When we get our first glimpse of Amy Adams in Sunshine Cleaning, she’s standing in the cluttered kitchen of a big house while a pool party carries on outside. She’s not a guest of the party — she’s there as a cleaning woman, the pink polo shirt with the “PRETTY CLEAN” logo on it making her skin seem even more wan and colourless than usual. Soon, a teenaged girl comes into the kitchen from the pool to get something to drink, and Adams makes an awkward stab at conversation: “It’s a real rager out there, huh?” The girl doesn’t say anything in response; she just shoots Adams a quick, contemptuous glance and heads back outside. It’s here that director Christine Jeffs and editor Heather Persons do a smart thing: instead of cutting away from the scene, they let the camera sit there and register the look of hurt that crosses Adams’ face, which she then quickly covers up with a brave little smile. Soldiering onward!That willingness to seem innocent, vulnerable, and maybe even a little ridiculous has always been one of Adams’ great strengths as an actor. She may not have displayed the widest range so far in her career, but if you want to be a movie star, range is a lot less important than sheer likability. (If range were all that mattered, Vera Farmiga would be making $5 million a picture by now.) Philip Seymour Hoffman has a scene in Doubt where he tells Adams’ wide-eyed nun Sister James that he can tell she’s a kind, gentle person just from looking at her — and that line could apply to every character Adams plays.
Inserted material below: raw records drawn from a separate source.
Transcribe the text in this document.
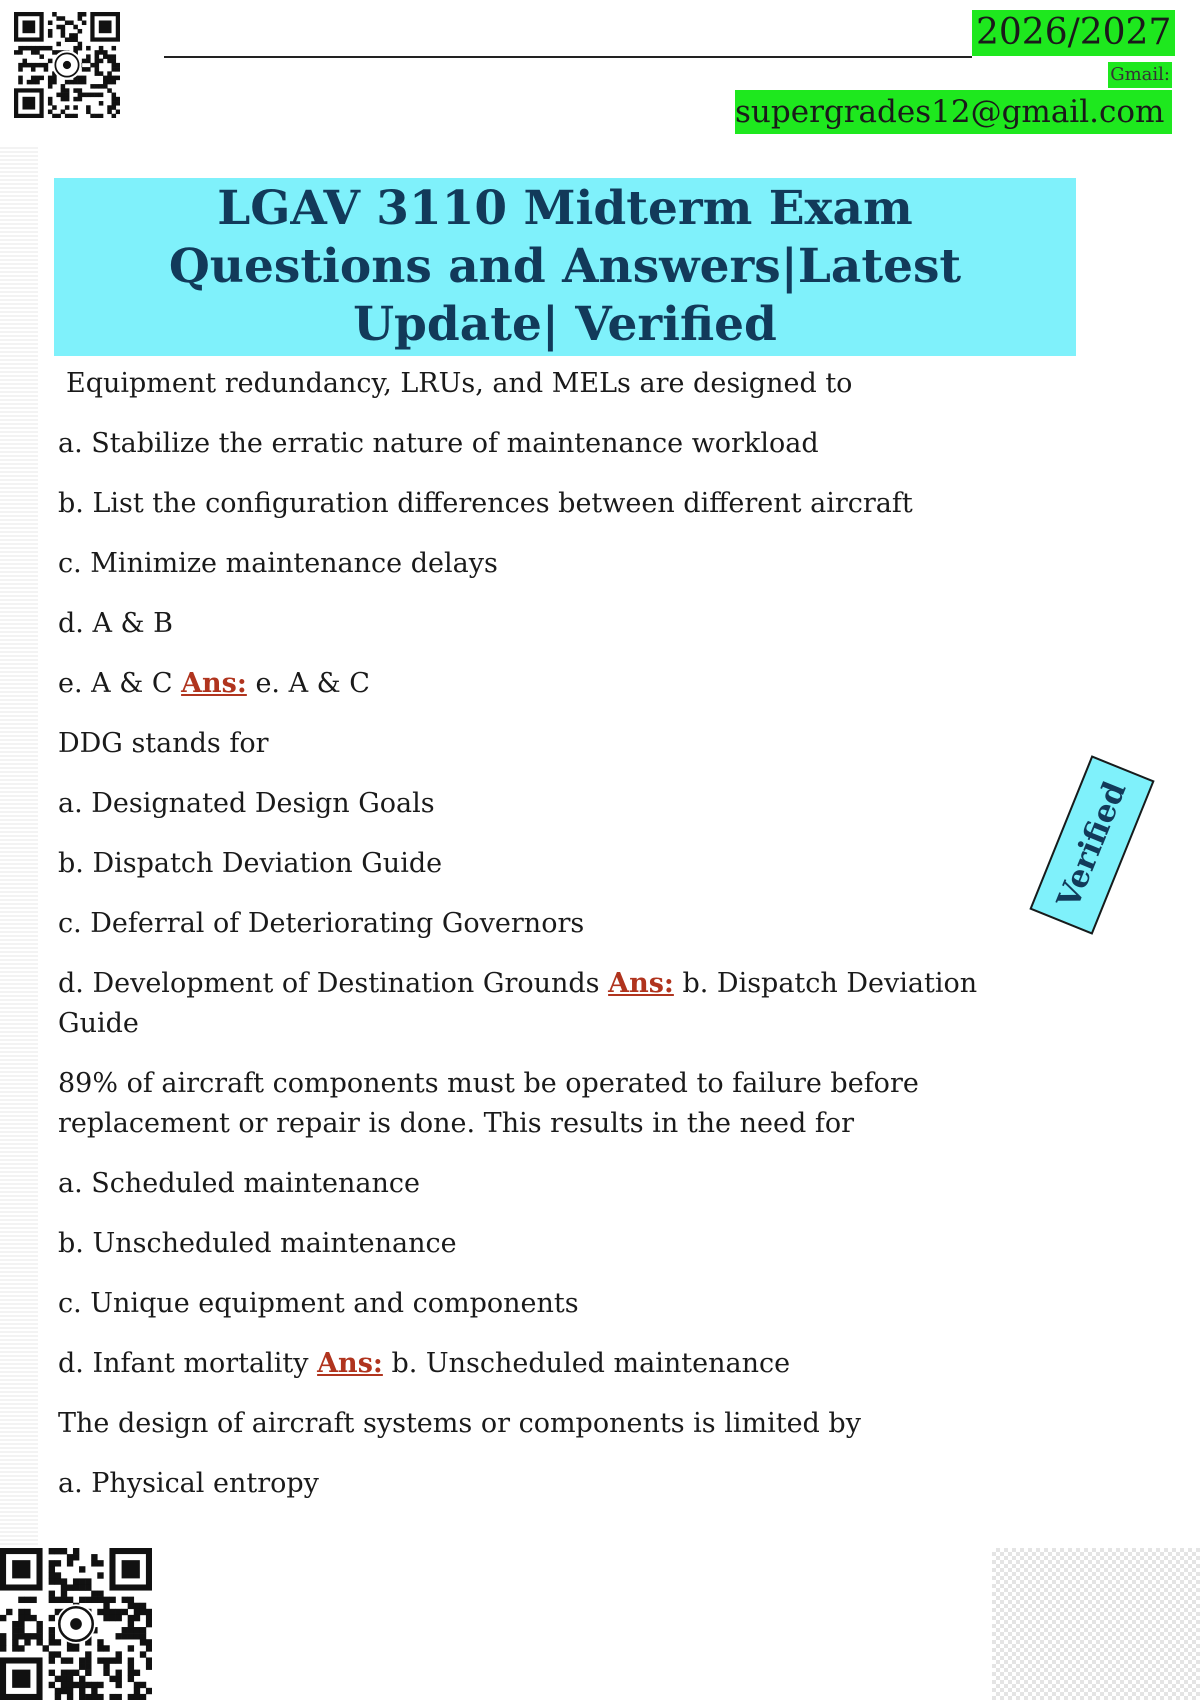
2026/2027
Gmail:
supergrades12@gmail.com
LGAV 3110 Midterm Exam Questions and Answers|Latest Update| Verified

Equipment redundancy, LRUs, and MELs are designed to

a. Stabilize the erratic nature of maintenance workload

b. List the configuration differences between different aircraft

c. Minimize maintenance delays

d. A & B

e. A & C Ans: e. A & C

DDG stands for

a. Designated Design Goals

b. Dispatch Deviation Guide

c. Deferral of Deteriorating Governors

d. Development of Destination Grounds Ans: b. Dispatch Deviation Guide

89% of aircraft components must be operated to failure before replacement or repair is done. This results in the need for

a. Scheduled maintenance

b. Unscheduled maintenance

c. Unique equipment and components

d. Infant mortality Ans: b. Unscheduled maintenance

The design of aircraft systems or components is limited by

a. Physical entropy

Verified
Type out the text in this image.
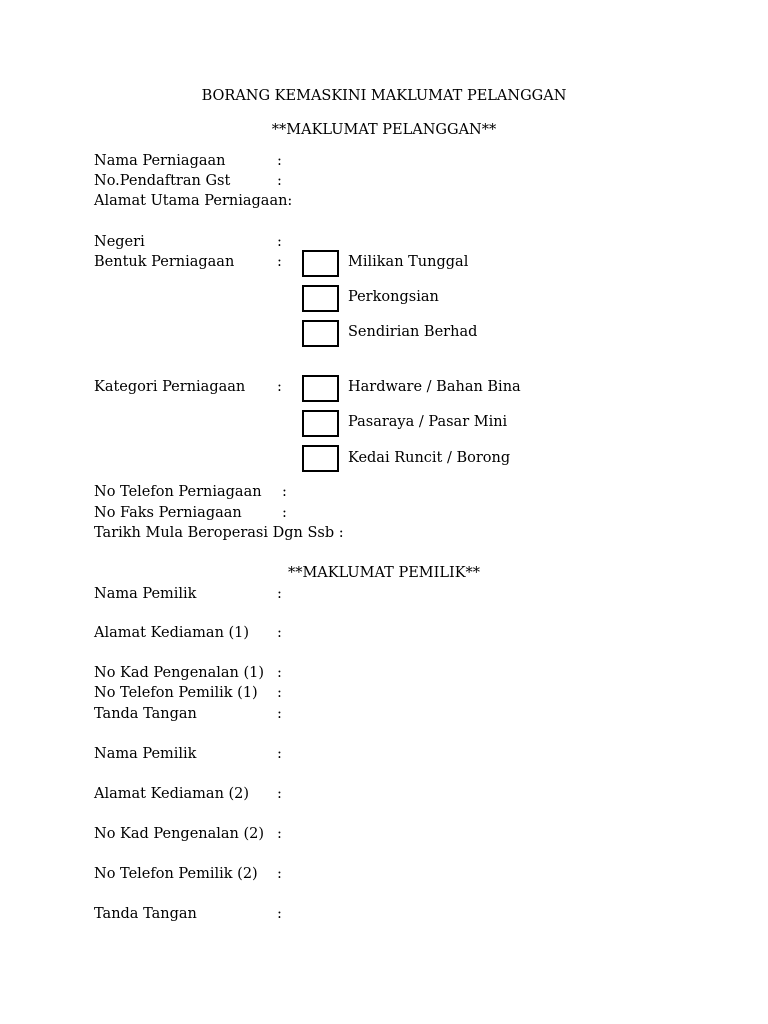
BORANG KEMASKINI MAKLUMAT PELANGGAN
**MAKLUMAT PELANGGAN**
Nama Perniagaan	:
No.Pendaftran Gst	:
Alamat Utama Perniagaan:
Negeri	:
Bentuk Perniagaan	:	Milikan Tunggal
Perkongsian
Sendirian Berhad
Kategori Perniagaan :	Hardware / Bahan Bina
Pasaraya / Pasar Mini
Kedai Runcit / Borong
No Telefon Perniagaan :
No Faks Perniagaan	:
Tarikh Mula Beroperasi Dgn Ssb :
**MAKLUMAT PEMILIK**
Nama Pemilik	:
Alamat Kediaman (1) :
No Kad Pengenalan (1) :
No Telefon Pemilik (1) :
Tanda Tangan	:
Nama Pemilik	:
Alamat Kediaman (2) :
No Kad Pengenalan (2) :
No Telefon Pemilik (2) :
Tanda Tangan	:
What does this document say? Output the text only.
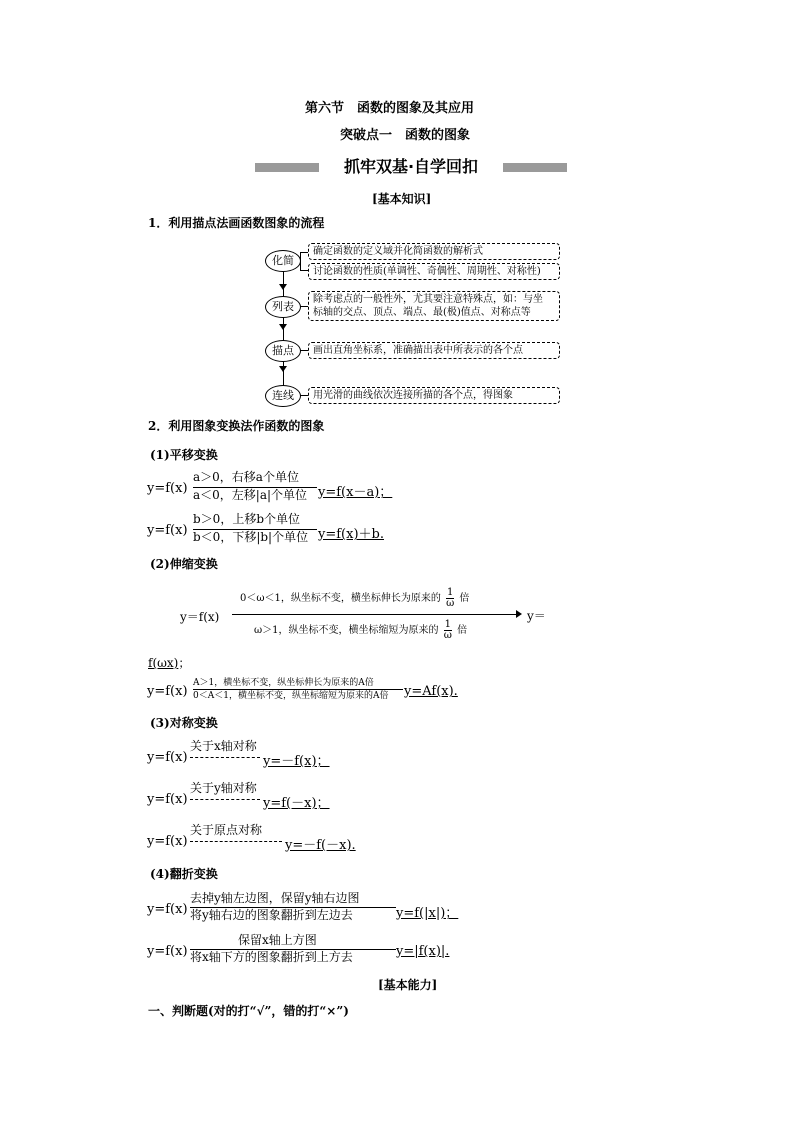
第六节　函数的图象及其应用
突破点一　函数的图象
抓牢双基·自学回扣
[基本知识]
1．利用描点法画函数图象的流程
化简
列表
描点
连线
确定函数的定义域并化简函数的解析式
讨论函数的性质(单调性、奇偶性、周期性、对称性)
除考虑点的一般性外，尤其要注意特殊点，如：与坐
标轴的交点、顶点、端点、最(极)值点、对称点等
画出直角坐标系，准确描出表中所表示的各个点
用光滑的曲线依次连接所描的各个点，得图象
2．利用图象变换法作函数的图象
(1)平移变换
y=f(x)
a＞0，右移a个单位
a＜0，左移|a|个单位 y=f(x－a)；
y=f(x)
b＞0，上移b个单位
b＜0，下移|b|个单位 y=f(x)＋b.
(2)伸缩变换
y＝f(x)
0＜ω＜1，纵坐标不变，横坐标伸长为原来的 $\frac{1}{\omega}$ 倍
ω＞1，纵坐标不变，横坐标缩短为原来的 $\frac{1}{\omega}$ 倍
y＝
f(ωx)；
y=f(x)
A＞1，横坐标不变，纵坐标伸长为原来的A倍
0＜A＜1，横坐标不变，纵坐标缩短为原来的A倍 y=Af(x).
(3)对称变换
y=f(x)
关于x轴对称
y=－f(x)；
y=f(x)
关于y轴对称
y=f(－x)；
y=f(x)
关于原点对称
y=－f(－x).
(4)翻折变换
y=f(x)
去掉y轴左边图，保留y轴右边图
将y轴右边的图象翻折到左边去	y=f(|x|)；
y=f(x)
保留x轴上方图
将x轴下方的图象翻折到上方去	y=|f(x)|.
[基本能力]
一、判断题(对的打“√”，错的打“×”)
It’s one of the rules of moviegoing: you root for Amy Adams to be happy. Her eyes get so red when she cries, after all.
In Sunshine Cleaning, Adams plays Rose Lorkowski, a single mom scraping by on the cash she makes working for a maid service in Albuquerque. (Rhymes with “quirky”!) In need of some quick cash to send her son to private school, her cop boyfriend (Steve Zahn) tips her off about a lucrative line of work: cleaning up crime scenes. She hires her fuck-up kid sister Norah (Emily Blunt), prints up some business cards, takes out an ad in the local Penny Saver, and soon Sunshine Cleaning is in business.
The obvious movie to compare Sunshine Cleaning to is Little Miss Sunshine; besides the similar title and the general air of Sundance-friendly indie quirk, both movies feature Alan Arkin as an irascible senior who knows how to talk to grandkids, a broken-down van, and characters who recite motivational speeches to themselves in a futile attempt to convince themselves that everything will turn out fine with just a little positive thinking. But it reminded me more strongly of Adrienne Shelly’s Waitress — another charming little dramedy that, despite its occasionally arch comic moments, took a sincere interest in its heroine’s attempts to carve out an independent life for herself. (It’s probably no coincidence that the creative team on both films was predominantly female.)
Not that being compared to Little Miss Sunshine is anything to be embarrassed by, in my opinion. I realize it’s not a film that tougher-minded critics have much respect for, and I don’t blame them for rolling their eyes at some of its bigger plot contrivances. But there are plenty of classic comedies from the ’30s and ’40s filled with just as many convenient coincidences and self-consciously quirky characters. I mean, come on: if You Can’t Take It With You can win Best Picture, why can’t we cut the much superior Little Miss Sunshine or Sunshine Cleaning a little slack?
Am I sounding defensive? Maybe I am — I guess I know it would be very easy for someone to point to the scene in Sunshine Cleaning where Amy Adams uses a CB radio to have an imaginary conversation with her dead mother, or to the use of the beyond-clichéd “Spirit in the Sky” over the closing montage and ask me how I could possibly defend them. I picture myself sitting awkwardly, like Rose Lorkowski at the baby shower of an old high school friend, describing how she spends her day cleaning up biohazards and mopping up blood. The more sensible critics wrinkle their noses in disgust, just like the women talking to Rose. “You like that stuff?” they ask incredulously. And, like Rose, I get a daffy look on my face as it occurs to me that yes, yes, I do like that stuff.